Le ciel du site néolithique de Stonehenge, au sud de l'Angleterre, le 13 d´août 2010.
Les minuscules particules qui heurtent notre atmosphère à plus de 200.000 kilomètres à l'heure, causent un violent échauffement (la température des corps célestes atteint 2000°C) et laissent dans son sillage un trait de lumière. Les orbites de comètes, très elliptiques, parfois rétrogrades, sont encombrées de poussières laissées par la comète sur son orbite à chaque passage près du Soleil. La Terre croise chaque année plusieurs dizaines d'orbites de comète. À chaque fois, il y a une recrudescence plus ou moins importante d'étoiles filantes (un essaim). C'est le cas en particulier chaque 10-12 août quand la Terre croise l'orbite de la comète Swift Tuttle (les Perséides). Certaines comètes ont eu, dans les siècles précédents, une activité très irrégulière, et ont émis des « paquets » de poussières. C'est le cas, en particulier, de la comète Temple Tuttle à l'origine des Léonides (17-18 novembre) et de la comète Giacobini-Zinner à l'origine des Draconides (6-10 octobre).
 

Par Cyrille Vanlerberghe

Le Figaro.  07/10/2011


Ce samedi soir, vers 22 heures, dans le ciel de l'Europe il y aura une pluie d'étoiles filantes exceptionnelle, qui devrait atteindre 600 météores par heure. Ce spectacle céleste sera provoqué par le passage de la Terre dans un nuage de poussière laissée dans l'espace par le passage de la comète 21P/Giacobini-Zinner.

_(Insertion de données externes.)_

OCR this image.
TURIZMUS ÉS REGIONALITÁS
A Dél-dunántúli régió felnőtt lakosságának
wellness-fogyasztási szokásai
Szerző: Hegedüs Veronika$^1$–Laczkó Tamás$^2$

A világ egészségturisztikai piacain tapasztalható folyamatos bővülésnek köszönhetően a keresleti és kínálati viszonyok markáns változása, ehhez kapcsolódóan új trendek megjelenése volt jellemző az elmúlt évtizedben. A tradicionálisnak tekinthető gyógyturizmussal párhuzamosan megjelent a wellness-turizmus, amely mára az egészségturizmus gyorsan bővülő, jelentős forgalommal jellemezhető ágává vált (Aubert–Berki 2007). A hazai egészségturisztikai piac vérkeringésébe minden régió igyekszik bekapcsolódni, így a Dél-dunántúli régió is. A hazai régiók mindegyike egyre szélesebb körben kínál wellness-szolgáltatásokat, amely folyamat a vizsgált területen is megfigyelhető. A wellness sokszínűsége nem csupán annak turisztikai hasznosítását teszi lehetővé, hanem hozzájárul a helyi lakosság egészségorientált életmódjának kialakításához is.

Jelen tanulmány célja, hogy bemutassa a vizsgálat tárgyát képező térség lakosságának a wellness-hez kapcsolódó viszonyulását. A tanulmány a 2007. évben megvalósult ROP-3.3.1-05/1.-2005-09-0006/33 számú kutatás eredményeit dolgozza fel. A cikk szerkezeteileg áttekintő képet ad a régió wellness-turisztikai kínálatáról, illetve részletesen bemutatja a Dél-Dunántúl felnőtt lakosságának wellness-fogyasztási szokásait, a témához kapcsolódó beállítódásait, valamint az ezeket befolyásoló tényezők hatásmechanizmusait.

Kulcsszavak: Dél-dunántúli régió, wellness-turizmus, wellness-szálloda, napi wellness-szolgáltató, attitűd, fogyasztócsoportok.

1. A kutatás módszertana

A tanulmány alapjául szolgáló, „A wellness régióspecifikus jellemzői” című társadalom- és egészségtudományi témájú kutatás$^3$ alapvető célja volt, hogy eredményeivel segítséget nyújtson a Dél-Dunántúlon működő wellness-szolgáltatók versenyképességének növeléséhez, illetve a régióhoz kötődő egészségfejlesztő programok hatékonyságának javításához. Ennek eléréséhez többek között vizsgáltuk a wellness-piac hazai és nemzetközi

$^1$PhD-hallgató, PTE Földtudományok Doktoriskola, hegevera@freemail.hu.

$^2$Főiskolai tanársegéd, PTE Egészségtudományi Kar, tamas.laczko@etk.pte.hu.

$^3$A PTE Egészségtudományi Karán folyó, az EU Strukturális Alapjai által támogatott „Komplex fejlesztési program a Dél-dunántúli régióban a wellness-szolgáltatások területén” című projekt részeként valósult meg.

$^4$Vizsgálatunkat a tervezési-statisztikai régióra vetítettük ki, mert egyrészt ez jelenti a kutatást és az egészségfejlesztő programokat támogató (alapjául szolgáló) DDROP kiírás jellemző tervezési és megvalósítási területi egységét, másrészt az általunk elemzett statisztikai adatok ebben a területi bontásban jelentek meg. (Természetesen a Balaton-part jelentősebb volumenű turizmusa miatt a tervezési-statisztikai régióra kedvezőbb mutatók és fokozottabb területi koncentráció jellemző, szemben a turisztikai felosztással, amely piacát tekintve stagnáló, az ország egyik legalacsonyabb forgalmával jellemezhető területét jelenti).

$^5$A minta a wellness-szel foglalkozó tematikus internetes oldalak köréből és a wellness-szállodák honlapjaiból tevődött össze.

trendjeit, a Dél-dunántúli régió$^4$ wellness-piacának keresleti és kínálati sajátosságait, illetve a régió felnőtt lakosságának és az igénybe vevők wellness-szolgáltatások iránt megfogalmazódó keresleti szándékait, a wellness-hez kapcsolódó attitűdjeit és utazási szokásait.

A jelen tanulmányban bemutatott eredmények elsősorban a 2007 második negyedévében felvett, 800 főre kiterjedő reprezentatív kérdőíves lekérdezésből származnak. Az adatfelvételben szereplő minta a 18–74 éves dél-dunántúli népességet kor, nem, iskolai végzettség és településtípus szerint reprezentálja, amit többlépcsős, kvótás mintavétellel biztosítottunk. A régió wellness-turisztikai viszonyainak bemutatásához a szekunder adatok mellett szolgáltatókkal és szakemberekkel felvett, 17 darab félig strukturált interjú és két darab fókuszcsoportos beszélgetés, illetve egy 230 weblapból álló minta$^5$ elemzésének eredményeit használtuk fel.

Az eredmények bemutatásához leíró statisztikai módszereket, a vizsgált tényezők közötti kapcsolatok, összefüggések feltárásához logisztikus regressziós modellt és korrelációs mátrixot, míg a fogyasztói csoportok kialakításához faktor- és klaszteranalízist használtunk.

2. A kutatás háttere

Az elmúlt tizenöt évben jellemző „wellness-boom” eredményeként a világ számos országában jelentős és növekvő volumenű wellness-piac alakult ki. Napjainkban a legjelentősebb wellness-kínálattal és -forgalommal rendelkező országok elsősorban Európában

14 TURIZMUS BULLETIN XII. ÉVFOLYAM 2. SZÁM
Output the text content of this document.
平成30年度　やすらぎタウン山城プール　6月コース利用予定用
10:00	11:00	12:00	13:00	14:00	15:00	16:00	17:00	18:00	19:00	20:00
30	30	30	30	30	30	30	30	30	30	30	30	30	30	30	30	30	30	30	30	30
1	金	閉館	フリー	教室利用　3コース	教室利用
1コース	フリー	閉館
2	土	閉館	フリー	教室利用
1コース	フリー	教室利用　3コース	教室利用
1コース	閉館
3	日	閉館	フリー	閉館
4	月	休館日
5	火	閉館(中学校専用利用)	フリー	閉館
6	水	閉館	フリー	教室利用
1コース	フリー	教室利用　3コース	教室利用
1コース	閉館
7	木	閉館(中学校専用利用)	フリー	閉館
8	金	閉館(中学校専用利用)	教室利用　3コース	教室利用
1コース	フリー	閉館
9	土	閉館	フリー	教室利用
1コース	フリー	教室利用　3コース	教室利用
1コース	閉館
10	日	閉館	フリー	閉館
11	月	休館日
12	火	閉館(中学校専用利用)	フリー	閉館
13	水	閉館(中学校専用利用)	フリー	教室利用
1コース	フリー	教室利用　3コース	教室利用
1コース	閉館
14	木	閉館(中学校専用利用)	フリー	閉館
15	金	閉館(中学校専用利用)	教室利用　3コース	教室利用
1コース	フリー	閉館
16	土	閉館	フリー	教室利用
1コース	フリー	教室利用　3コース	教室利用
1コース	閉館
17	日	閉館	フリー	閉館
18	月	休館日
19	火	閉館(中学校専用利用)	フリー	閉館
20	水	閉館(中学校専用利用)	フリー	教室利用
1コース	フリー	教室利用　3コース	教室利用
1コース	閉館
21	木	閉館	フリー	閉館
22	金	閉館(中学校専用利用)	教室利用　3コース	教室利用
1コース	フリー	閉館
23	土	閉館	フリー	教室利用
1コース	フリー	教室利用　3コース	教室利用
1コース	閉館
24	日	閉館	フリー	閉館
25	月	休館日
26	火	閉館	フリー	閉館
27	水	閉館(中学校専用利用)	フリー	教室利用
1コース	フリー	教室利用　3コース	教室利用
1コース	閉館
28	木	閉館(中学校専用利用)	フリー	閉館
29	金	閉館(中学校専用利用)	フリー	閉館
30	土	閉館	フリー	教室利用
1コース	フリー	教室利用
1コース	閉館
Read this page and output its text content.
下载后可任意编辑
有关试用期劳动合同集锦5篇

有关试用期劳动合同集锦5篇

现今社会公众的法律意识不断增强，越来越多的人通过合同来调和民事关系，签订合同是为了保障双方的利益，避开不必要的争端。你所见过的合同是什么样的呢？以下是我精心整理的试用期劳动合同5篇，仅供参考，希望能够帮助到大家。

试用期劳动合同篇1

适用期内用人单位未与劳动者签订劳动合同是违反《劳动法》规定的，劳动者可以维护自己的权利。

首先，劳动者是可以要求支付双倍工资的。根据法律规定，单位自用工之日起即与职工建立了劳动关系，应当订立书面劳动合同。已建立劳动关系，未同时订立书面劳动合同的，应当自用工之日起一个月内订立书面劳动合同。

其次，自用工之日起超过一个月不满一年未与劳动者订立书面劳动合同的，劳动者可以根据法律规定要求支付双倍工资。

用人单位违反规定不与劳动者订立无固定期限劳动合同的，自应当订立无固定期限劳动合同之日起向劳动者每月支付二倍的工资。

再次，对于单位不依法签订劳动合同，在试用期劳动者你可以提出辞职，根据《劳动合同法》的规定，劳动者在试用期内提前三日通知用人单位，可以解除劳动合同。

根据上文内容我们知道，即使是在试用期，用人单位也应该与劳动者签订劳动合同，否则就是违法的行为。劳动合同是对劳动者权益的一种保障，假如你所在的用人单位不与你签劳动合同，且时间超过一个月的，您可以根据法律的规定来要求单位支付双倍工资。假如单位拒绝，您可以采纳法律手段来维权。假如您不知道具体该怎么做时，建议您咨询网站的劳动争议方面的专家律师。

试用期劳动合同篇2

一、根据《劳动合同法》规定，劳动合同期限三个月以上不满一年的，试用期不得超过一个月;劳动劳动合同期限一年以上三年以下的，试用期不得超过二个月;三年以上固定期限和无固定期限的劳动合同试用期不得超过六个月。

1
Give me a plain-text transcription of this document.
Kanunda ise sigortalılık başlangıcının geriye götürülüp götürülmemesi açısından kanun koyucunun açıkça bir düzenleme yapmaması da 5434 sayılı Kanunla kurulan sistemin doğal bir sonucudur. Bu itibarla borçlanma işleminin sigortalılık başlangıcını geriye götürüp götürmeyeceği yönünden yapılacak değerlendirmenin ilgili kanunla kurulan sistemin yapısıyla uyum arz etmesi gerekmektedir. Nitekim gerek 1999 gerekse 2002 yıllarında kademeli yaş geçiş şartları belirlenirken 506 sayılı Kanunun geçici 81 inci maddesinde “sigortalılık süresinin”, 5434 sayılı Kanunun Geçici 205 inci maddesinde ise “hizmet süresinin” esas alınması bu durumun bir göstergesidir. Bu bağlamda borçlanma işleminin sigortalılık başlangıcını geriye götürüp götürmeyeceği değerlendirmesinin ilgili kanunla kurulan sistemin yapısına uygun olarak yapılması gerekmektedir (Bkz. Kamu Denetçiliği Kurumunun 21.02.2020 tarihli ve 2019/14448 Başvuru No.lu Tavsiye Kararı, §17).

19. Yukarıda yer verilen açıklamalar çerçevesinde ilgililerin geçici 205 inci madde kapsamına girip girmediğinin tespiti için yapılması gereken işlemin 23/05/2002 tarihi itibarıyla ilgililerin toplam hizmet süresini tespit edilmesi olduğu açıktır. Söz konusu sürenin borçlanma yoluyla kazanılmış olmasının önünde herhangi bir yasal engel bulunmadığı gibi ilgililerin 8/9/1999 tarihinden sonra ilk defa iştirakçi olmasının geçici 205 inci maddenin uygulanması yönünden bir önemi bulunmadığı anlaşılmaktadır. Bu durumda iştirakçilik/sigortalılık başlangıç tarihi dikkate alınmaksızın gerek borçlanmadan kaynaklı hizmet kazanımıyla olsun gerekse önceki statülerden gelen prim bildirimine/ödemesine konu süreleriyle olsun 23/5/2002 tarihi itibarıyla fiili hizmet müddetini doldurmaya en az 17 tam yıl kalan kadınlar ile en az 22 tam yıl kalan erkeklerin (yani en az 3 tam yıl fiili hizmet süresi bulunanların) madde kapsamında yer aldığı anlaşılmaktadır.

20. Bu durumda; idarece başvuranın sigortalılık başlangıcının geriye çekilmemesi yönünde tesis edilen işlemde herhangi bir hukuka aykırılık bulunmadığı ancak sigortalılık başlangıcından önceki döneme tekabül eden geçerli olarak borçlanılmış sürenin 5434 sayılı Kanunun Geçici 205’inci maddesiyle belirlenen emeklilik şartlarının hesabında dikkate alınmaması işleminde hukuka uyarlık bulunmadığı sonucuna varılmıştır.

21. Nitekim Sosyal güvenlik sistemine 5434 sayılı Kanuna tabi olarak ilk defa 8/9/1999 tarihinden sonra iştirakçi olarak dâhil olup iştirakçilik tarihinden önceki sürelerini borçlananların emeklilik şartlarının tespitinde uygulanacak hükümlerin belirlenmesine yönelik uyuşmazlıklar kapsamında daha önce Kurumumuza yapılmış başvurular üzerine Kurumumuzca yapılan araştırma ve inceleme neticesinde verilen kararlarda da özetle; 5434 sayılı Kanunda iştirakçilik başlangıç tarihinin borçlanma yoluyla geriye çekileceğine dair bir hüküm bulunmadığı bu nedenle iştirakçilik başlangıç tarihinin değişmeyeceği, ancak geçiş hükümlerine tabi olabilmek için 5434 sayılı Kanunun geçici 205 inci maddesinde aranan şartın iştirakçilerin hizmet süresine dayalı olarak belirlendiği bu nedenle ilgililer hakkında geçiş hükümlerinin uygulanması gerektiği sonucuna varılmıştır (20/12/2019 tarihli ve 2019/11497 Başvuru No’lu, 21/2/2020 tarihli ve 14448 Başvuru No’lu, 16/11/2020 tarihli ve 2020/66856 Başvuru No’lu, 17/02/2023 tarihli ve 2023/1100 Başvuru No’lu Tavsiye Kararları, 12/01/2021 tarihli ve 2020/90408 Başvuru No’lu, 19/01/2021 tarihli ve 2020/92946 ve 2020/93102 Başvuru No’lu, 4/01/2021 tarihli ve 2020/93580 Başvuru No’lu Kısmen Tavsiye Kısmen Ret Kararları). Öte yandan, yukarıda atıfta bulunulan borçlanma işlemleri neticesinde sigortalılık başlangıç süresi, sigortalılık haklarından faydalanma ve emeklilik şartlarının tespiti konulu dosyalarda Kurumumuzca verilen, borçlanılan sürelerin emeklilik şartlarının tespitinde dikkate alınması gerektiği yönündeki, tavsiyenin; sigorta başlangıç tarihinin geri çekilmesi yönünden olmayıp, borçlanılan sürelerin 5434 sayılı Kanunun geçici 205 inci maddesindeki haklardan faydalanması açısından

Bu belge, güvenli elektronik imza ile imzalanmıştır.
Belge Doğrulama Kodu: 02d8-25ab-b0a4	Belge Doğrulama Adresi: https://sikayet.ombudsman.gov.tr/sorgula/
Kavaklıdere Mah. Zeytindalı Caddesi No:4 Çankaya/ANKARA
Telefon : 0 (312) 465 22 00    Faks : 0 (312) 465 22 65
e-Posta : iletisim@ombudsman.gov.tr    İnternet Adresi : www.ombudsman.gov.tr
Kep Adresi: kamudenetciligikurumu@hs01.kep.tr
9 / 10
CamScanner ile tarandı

Cette pluie d'étoiles filantes porte le nom de «draconides», car les traînées lumineuses laissées par l'entrée dans l'atmosphère des poussières semblent provenir de la constellation du Dragon, visible dans l'hémisphère Nord.

En temps normal, les draconides ne font pas parler d'elles car leur intensité est très réduite, environ 20 étoiles filantes par heure dans des conditions idéales (nuit très noire, sans Lune), la Terre passant en général à côté de la trajectoire de la comète. Cette fréquence n'est pas très éloignée d'une nuit quelconque, pendant laquelle il tombe en moyenne «par hasard» 5 étoiles filantes par heure.

Mais certaines draconides furent malgré cela exceptionnelles. En 1933 et en 1946, les astronomes enregistrèrent des pics à plus de 10 000 étoiles filantes par heure, soit presque 3 éclats par seconde ! Un observateur irlandais rapporta en 1933 qu'il avait l'impression «qu'il se mettait à neiger». A posteriori, les spécialistes de la mécanique terrestre ont déterminé que ces deux pics historiques avaient été provoqués par le passage de notre planète dans le nuage de poussière laissé par la comète en 1900.